一般人の入国制限は、芸能人ほどセンセーショナルに報道されないため印象に残らないのです。
実際に薬物関係トラブルで来日できなかった芸能人も複数名います。
最も有名な例は、元ビートルズのポール・マッカトニーでしょう。
ビートルズメンバーでドラッグというとジョン・レノンのイメージが強いですが、実はポール・マッカトニーもなかなかトラブルが多いのです。
ポール・マッカトニーは1975年に日本公演のためビザを取りました。しかし当時の法務省がポール・マッカトニーの薬物犯罪の前科を問題視し、訪日直前にビザを無効としたのです。当然ながらこの公演は中止となりました。
1980年にもポールは日本公演のために来日しますが、成田空港で大麻を持っていたところを発見されて現行犯逮捕されています。このときは9日間拘留後に本国へ帰国させられており、やはり公演はできませんでした。
この例からわかる通り、薬物事件の影響で入国できなくなることはあるのです。

日本人は意外と大丈夫? 実は相手国次第な面も…。

日本のパスポートは世界的な信用度が高く、短期間の海外旅行なら大抵の国でビザが不要です。
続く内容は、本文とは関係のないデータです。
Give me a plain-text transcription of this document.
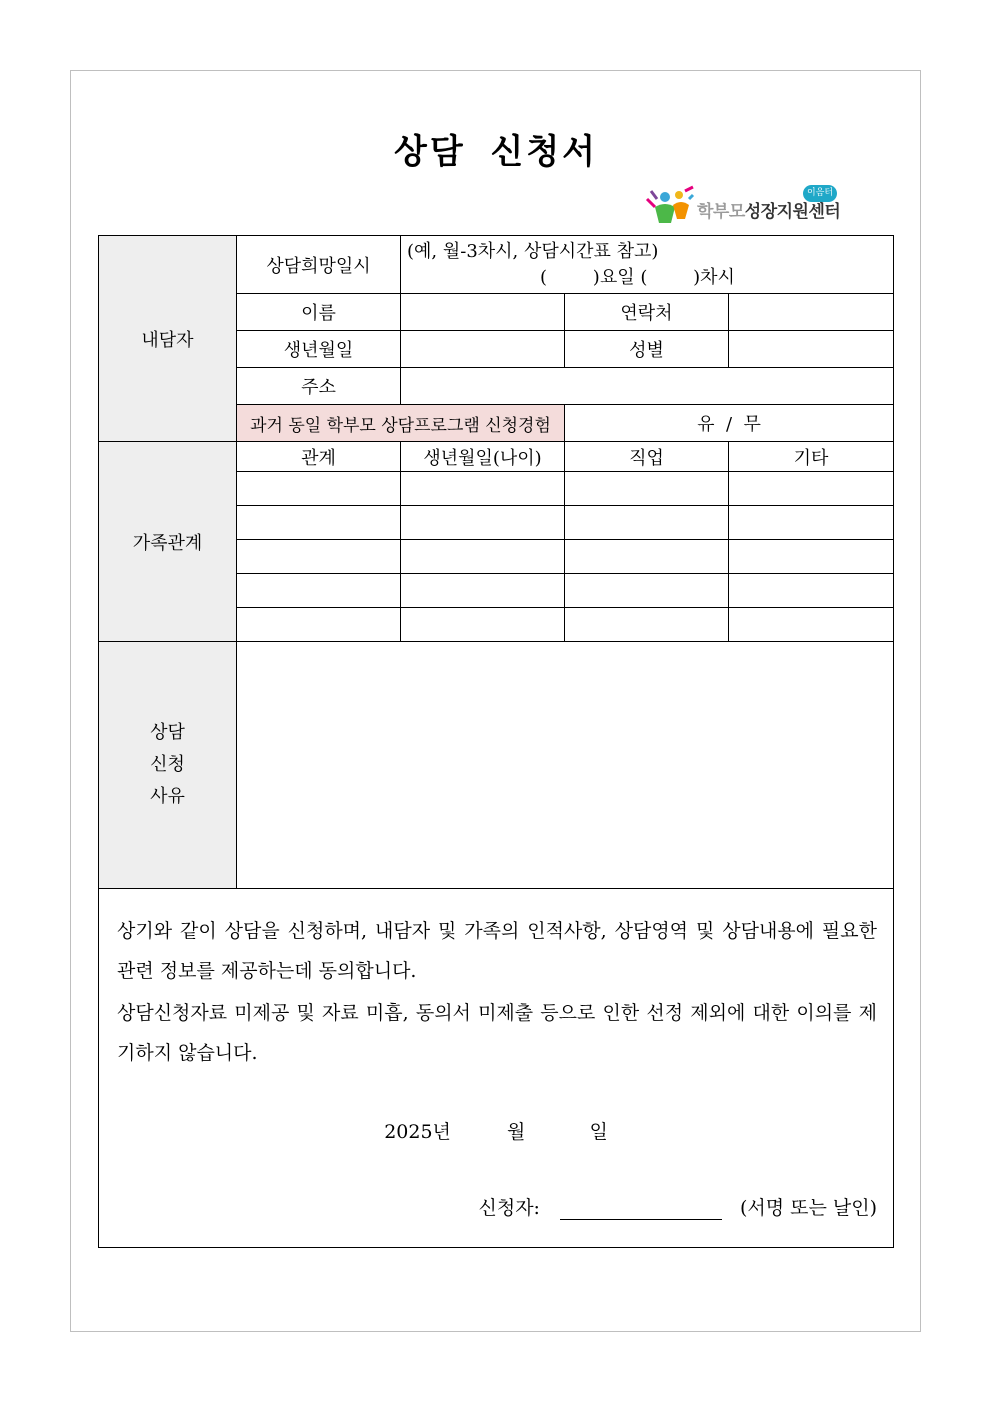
상담 신청서
이음터
학부모성장지원센터
내담자	상담희망일시	(예, 월-3차시, 상담시간표 참고)
(        )요일 (        )차시		

	이름		연락처	
	생년월일		성별	
	주소			
	과거 동일 학부모 상담프로그램 신청경험		유  /  무	
가족관계	관계	생년월일(나이)	직업	기타

상담
신청
사유				

상기와 같이 상담을 신청하며, 내담자 및 가족의 인적사항, 상담영역 및 상담내용에 필요한 관련 정보를 제공하는데 동의합니다.

상담신청자료 미제공 및 자료 미흡, 동의서 미제출 등으로 인한 선정 제외에 대한 이의를 제기하지 않습니다.

2025년 월 일
신청자: (서명 또는 날인)				
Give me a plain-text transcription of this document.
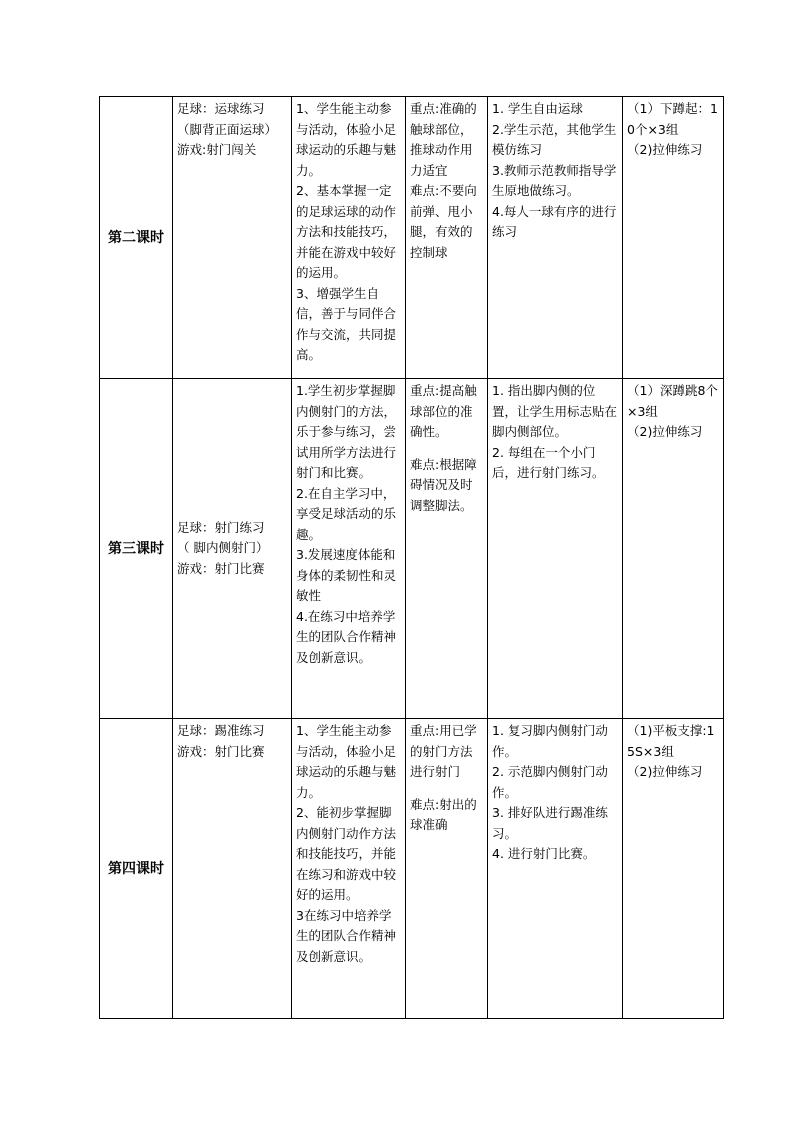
第二课时	足球：运球练习
（脚背正面运球）
游戏:射门闯关	1、学生能主动参与活动，体验小足球运动的乐趣与魅力。
2、基本掌握一定的足球运球的动作方法和技能技巧，并能在游戏中较好的运用。
3、增强学生自信，善于与同伴合作与交流，共同提高。	重点:准确的触球部位，推球动作用力适宜
难点:不要向前弹、甩小腿，有效的控制球	1. 学生自由运球
2.学生示范，其他学生模仿练习
3.教师示范教师指导学生原地做练习。
4.每人一球有序的进行练习	（1）下蹲起：10个×3组
（2)拉伸练习

第三课时	足球：射门练习
（ 脚内侧射门）
游戏：射门比赛	1.学生初步掌握脚内侧射门的方法，乐于参与练习，尝试用所学方法进行射门和比赛。
2.在自主学习中，享受足球活动的乐趣。
3.发展速度体能和身体的柔韧性和灵敏性
4.在练习中培养学生的团队合作精神及创新意识。	重点:提高触球部位的准确性。
难点:根据障碍情况及时调整脚法。	1. 指出脚内侧的位置，让学生用标志贴在脚内侧部位。
2. 每组在一个小门后，进行射门练习。	（1）深蹲跳8个×3组
（2)拉伸练习

第四课时	足球：踢准练习
游戏：射门比赛	1、学生能主动参与活动，体验小足球运动的乐趣与魅力。
2、能初步掌握脚内侧射门动作方法和技能技巧，并能在练习和游戏中较好的运用。
3在练习中培养学生的团队合作精神及创新意识。	重点:用已学的射门方法进行射门
难点:射出的球准确	1. 复习脚内侧射门动作。
2. 示范脚内侧射门动作。
3. 排好队进行踢准练习。
4. 进行射门比赛。	（1)平板支撑:15S×3组
（2)拉伸练习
単純な入国審査のみで多くの国に入国できます。
芸能人が仕事で海外に長期滞在する場合はビザが必要となることがあります。ビザの制度は各国で違うため、薬物犯罪歴があればビザが下りないことも考えられます。
入国に意外と厳しいのがアメリカです。犯罪歴がある場合はビザが必要となり、入国が制限されます。
また、オーストラリアもビザにはうるさい国です。短期の旅行でもビザが必要であり、その際に犯罪歴がチェックされます。犯罪歴がある場合は、短期のビザであっても多くの手続きが追加されます。

意外な理由で入国拒否も

犯罪歴以外でも入国を拒否されることがあります。
例えばブラッド・ピットは中国政府を批判的に描いた映画「セブン・イヤーズ・イン・チベット」に出演したことで中国から入国拒否されています。
レディー・ガガは同性愛を支持する歌詞を発表したためマレーシアから入国拒否されています。
法律に違反していなくても、国によって思想が違うために入国拒否されることもあるのです。